BOSTON -- September 7, 2016 -- Babies born by caesarean delivery were 15% more likely to become obese as children than individuals born by vaginal birth, and the increased risk may persist through adulthood, according to a study published online by JAMA Pediatrics.
In addition, babies born via caesarean delivery were 64% more likely to be obese than their siblings born by vaginal birth.
The researchers also found that individuals born via vaginal birth among women who had undergone a previous caesarean delivery were 31% less likely to become obese compared with those born via caesarean birth following a caesarean birth.
“Caesarean deliveries are without a doubt a necessary and lifesaving procedure in many cases,” said senior author Jorge Chavarro, MD, Harvard T.H. Chan School of Public Health, Boston, Massachusetts. “But caesareans also have some known risks to the mother and the newborn. Our findings show that risk of obesity in the offspring could another factor to consider.”
While a number of previous studies have suggested a link between caesarean delivery and a higher risk of obesity in offspring, the studies were either too small to detect a clear association or lacked detailed data.

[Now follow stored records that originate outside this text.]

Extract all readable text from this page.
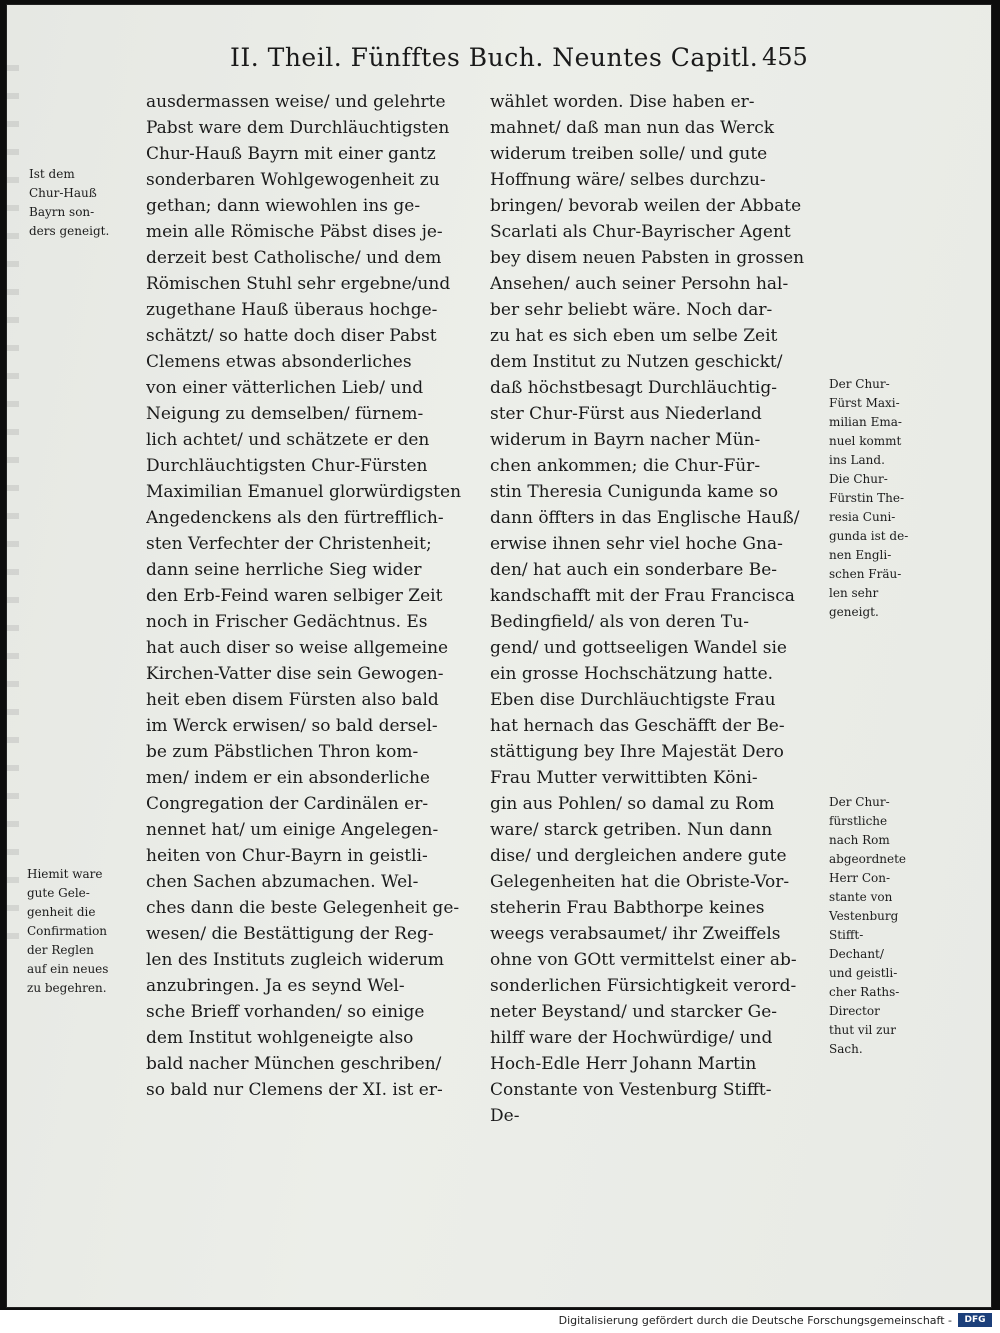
II. Theil. Fünfftes Buch. Neuntes Capitl. 455
ausdermassen weise/ und gelehrte
Pabst ware dem Durchläuchtigsten
Chur-Hauß Bayrn mit einer gantz
sonderbaren Wohlgewogenheit zu
gethan; dann wiewohlen ins ge-
mein alle Römische Päbst dises je-
derzeit best Catholische/ und dem
Römischen Stuhl sehr ergebne/und
zugethane Hauß überaus hochge-
schätzt/ so hatte doch diser Pabst
Clemens etwas absonderliches
von einer vätterlichen Lieb/ und
Neigung zu demselben/ fürnem-
lich achtet/ und schätzete er den
Durchläuchtigsten Chur-Fürsten
Maximilian Emanuel glorwürdigsten
Angedenckens als den fürtrefflich-
sten Verfechter der Christenheit;
dann seine herrliche Sieg wider
den Erb-Feind waren selbiger Zeit
noch in Frischer Gedächtnus. Es
hat auch diser so weise allgemeine
Kirchen-Vatter dise sein Gewogen-
heit eben disem Fürsten also bald
im Werck erwisen/ so bald dersel-
be zum Päbstlichen Thron kom-
men/ indem er ein absonderliche
Congregation der Cardinälen er-
nennet hat/ um einige Angelegen-
heiten von Chur-Bayrn in geistli-
chen Sachen abzumachen. Wel-
ches dann die beste Gelegenheit ge-
wesen/ die Bestättigung der Reg-
len des Instituts zugleich widerum
anzubringen. Ja es seynd Wel-
sche Brieff vorhanden/ so einige
dem Institut wohlgeneigte also
bald nacher München geschriben/
so bald nur Clemens der XI. ist er-
wählet worden. Dise haben er-
mahnet/ daß man nun das Werck
widerum treiben solle/ und gute
Hoffnung wäre/ selbes durchzu-
bringen/ bevorab weilen der Abbate
Scarlati als Chur-Bayrischer Agent
bey disem neuen Pabsten in grossen
Ansehen/ auch seiner Persohn hal-
ber sehr beliebt wäre. Noch dar-
zu hat es sich eben um selbe Zeit
dem Institut zu Nutzen geschickt/
daß höchstbesagt Durchläuchtig-
ster Chur-Fürst aus Niederland
widerum in Bayrn nacher Mün-
chen ankommen; die Chur-Für-
stin Theresia Cunigunda kame so
dann öffters in das Englische Hauß/
erwise ihnen sehr viel hoche Gna-
den/ hat auch ein sonderbare Be-
kandschafft mit der Frau Francisca
Bedingfield/ als von deren Tu-
gend/ und gottseeligen Wandel sie
ein grosse Hochschätzung hatte.
Eben dise Durchläuchtigste Frau
hat hernach das Geschäfft der Be-
stättigung bey Ihre Majestät Dero
Frau Mutter verwittibten Köni-
gin aus Pohlen/ so damal zu Rom
ware/ starck getriben. Nun dann
dise/ und dergleichen andere gute
Gelegenheiten hat die Obriste-Vor-
steherin Frau Babthorpe keines
weegs verabsaumet/ ihr Zweiffels
ohne von GOtt vermittelst einer ab-
sonderlichen Fürsichtigkeit verord-
neter Beystand/ und starcker Ge-
hilff ware der Hochwürdige/ und
Hoch-Edle Herr Johann Martin
Constante von Vestenburg Stifft-
De-
Ist dem
Chur-Hauß
Bayrn son-
ders geneigt.
Hiemit ware
gute Gele-
genheit die
Confirmation
der Reglen
auf ein neues
zu begehren.
Der Chur-
Fürst Maxi-
milian Ema-
nuel kommt
ins Land.
Die Chur-
Fürstin The-
resia Cuni-
gunda ist de-
nen Engli-
schen Fräu-
len sehr
geneigt.
Der Chur-
fürstliche
nach Rom
abgeordnete
Herr Con-
stante von
Vestenburg
Stifft-
Dechant/
und geistli-
cher Raths-
Director
thut vil zur
Sach.
Digitalisierung gefördert durch die Deutsche Forschungsgemeinschaft -	DFG
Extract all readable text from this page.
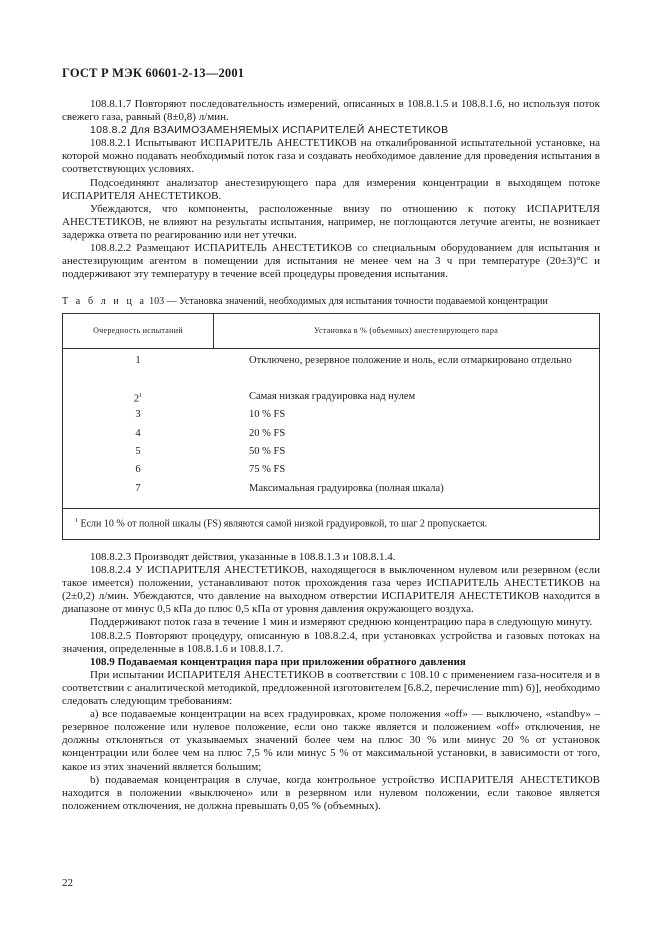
ГОСТ Р МЭК 60601-2-13—2001

108.8.1.7 Повторяют последовательность измерений, описанных в 108.8.1.5 и 108.8.1.6, но используя поток свежего газа, равный (8±0,8) л/мин.

108.8.2 Для ВЗАИМОЗАМЕНЯЕМЫХ ИСПАРИТЕЛЕЙ АНЕСТЕТИКОВ

108.8.2.1 Испытывают ИСПАРИТЕЛЬ АНЕСТЕТИКОВ на откалиброванной испытательной установке, на которой можно подавать необходимый поток газа и создавать необходимое давление для проведения испытания в соответствующих условиях.

Подсоединяют анализатор анестезирующего пара для измерения концентрации в выходящем потоке ИСПАРИТЕЛЯ АНЕСТЕТИКОВ.

Убеждаются, что компоненты, расположенные внизу по отношению к потоку ИСПАРИТЕЛЯ АНЕСТЕТИКОВ, не влияют на результаты испытания, например, не поглощаются летучие агенты, не возникает задержка ответа по реагированию или нет утечки.

108.8.2.2 Размещают ИСПАРИТЕЛЬ АНЕСТЕТИКОВ со специальным оборудованием для испытания и анестезирующим агентом в помещении для испытания не менее чем на 3 ч при температуре (20±3)°С и поддерживают эту температуру в течение всей процедуры проведения испытания.

Т а б л и ц а 103 — Установка значений, необходимых для испытания точности подаваемой концентрации
Очередность испытаний	Установка в % (объемных) анестезирующего пара
1	Отключено, резервное положение и ноль, если отмаркировано отдельно
$2^1$	Самая низкая градуировка над нулем
3	10 % FS
4	20 % FS
5	50 % FS
6	75 % FS
7	Максимальная градуировка (полная шкала)
$^1$ Если 10 % от полной шкалы (FS) являются самой низкой градуировкой, то шаг 2 пропускается.

108.8.2.3 Производят действия, указанные в 108.8.1.3 и 108.8.1.4.

108.8.2.4 У ИСПАРИТЕЛЯ АНЕСТЕТИКОВ, находящегося в выключенном нулевом или резервном (если такое имеется) положении, устанавливают поток прохождения газа через ИСПАРИТЕЛЬ АНЕСТЕТИКОВ на (2±0,2) л/мин. Убеждаются, что давление на выходном отверстии ИСПАРИТЕЛЯ АНЕСТЕТИКОВ находится в диапазоне от минус 0,5 кПа до плюс 0,5 кПа от уровня давления окружающего воздуха.

Поддерживают поток газа в течение 1 мин и измеряют среднюю концентрацию пара в следующую минуту.

108.8.2.5 Повторяют процедуру, описанную в 108.8.2.4, при установках устройства и газовых потоках на значения, определенные в 108.8.1.6 и 108.8.1.7.

108.9 Подаваемая концентрация пара при приложении обратного давления

При испытании ИСПАРИТЕЛЯ АНЕСТЕТИКОВ в соответствии с 108.10 с применением газа-носителя и в соответствии с аналитической методикой, предложенной изготовителем [6.8.2, перечисление mm) 6)], необходимо следовать следующим требованиям:

а) все подаваемые концентрации на всех градуировках, кроме положения «off» — выключено, «standby» – резервное положение или нулевое положение, если оно также является и положением «off» отключения, не должны отклоняться от указываемых значений более чем на плюс 30 % или минус 20 % от установок концентрации или более чем на плюс 7,5 % или минус 5 % от максимальной установки, в зависимости от того, какое из этих значений является большим;

b) подаваемая концентрация в случае, когда контрольное устройство ИСПАРИТЕЛЯ АНЕСТЕТИКОВ находится в положении «выключено» или в резервном или нулевом положении, если таковое является положением отключения, не должна превышать 0,05 % (объемных).

22
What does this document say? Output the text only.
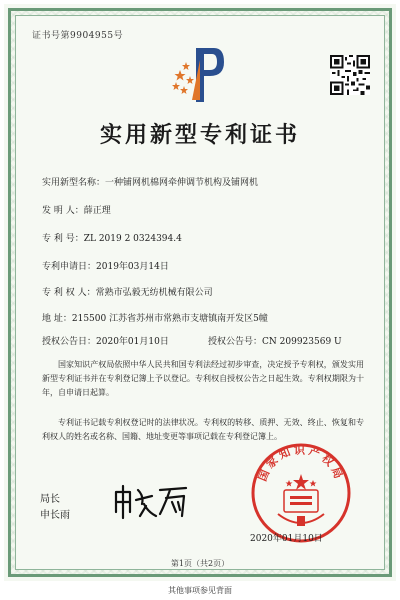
证书号第9904955号
实用新型专利证书
实用新型名称：一种铺网机棉网牵伸调节机构及铺网机
发 明 人：薛正理
专 利 号：ZL 2019 2 0324394.4
专利申请日：2019年03月14日
专 利 权 人：常熟市弘毅无纺机械有限公司
地 址：215500 江苏省苏州市常熟市支塘镇南开发区5幢
授权公告日：2020年01月10日	授权公告号：CN 209923569 U
国家知识产权局依照中华人民共和国专利法经过初步审查，决定授予专利权，颁发实用新型专利证书并在专利登记簿上予以登记。专利权自授权公告之日起生效。专利权期限为十年，自申请日起算。
专利证书记载专利权登记时的法律状况。专利权的转移、质押、无效、终止、恢复和专利权人的姓名或名称、国籍、地址变更等事项记载在专利登记簿上。
局长
申长雨
国家知识产权局
2020年01月10日
第1页（共2页）
其他事项参见背面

The current analysis included 16 years’ worth of data from more than 22,000 young adults in the Growing Up Today Study (GUTS), in which participants answered survey questions every year or 2 years from 1996 to 2012. The researchers looked at the participants’ body mass index (BMI) over time; at whether or not they were delivered via caesarean (using information collected from participants’ mothers, participants in the Nurses’ Health Study II); and at other factors that could play a role in obesity, such as the mothers' pre-pregnancy BMI, smoking status, age at delivery, and where they lived. They also looked at whether the mothers had previous caesarean deliveries.
“I think that our findings -- particularly those that show a dramatic difference in obesity risk between those born via caesarean and their siblings born through vaginal delivery -- provide very compelling evidence that the association between caesarean birth and childhood obesity is real,” said Dr. Chavarro. “That's because, in the case of siblings, many of the factors that could potentially be playing a role in obesity risk, including genetics, would be largely the same for each sibling -- except for the type of delivery.”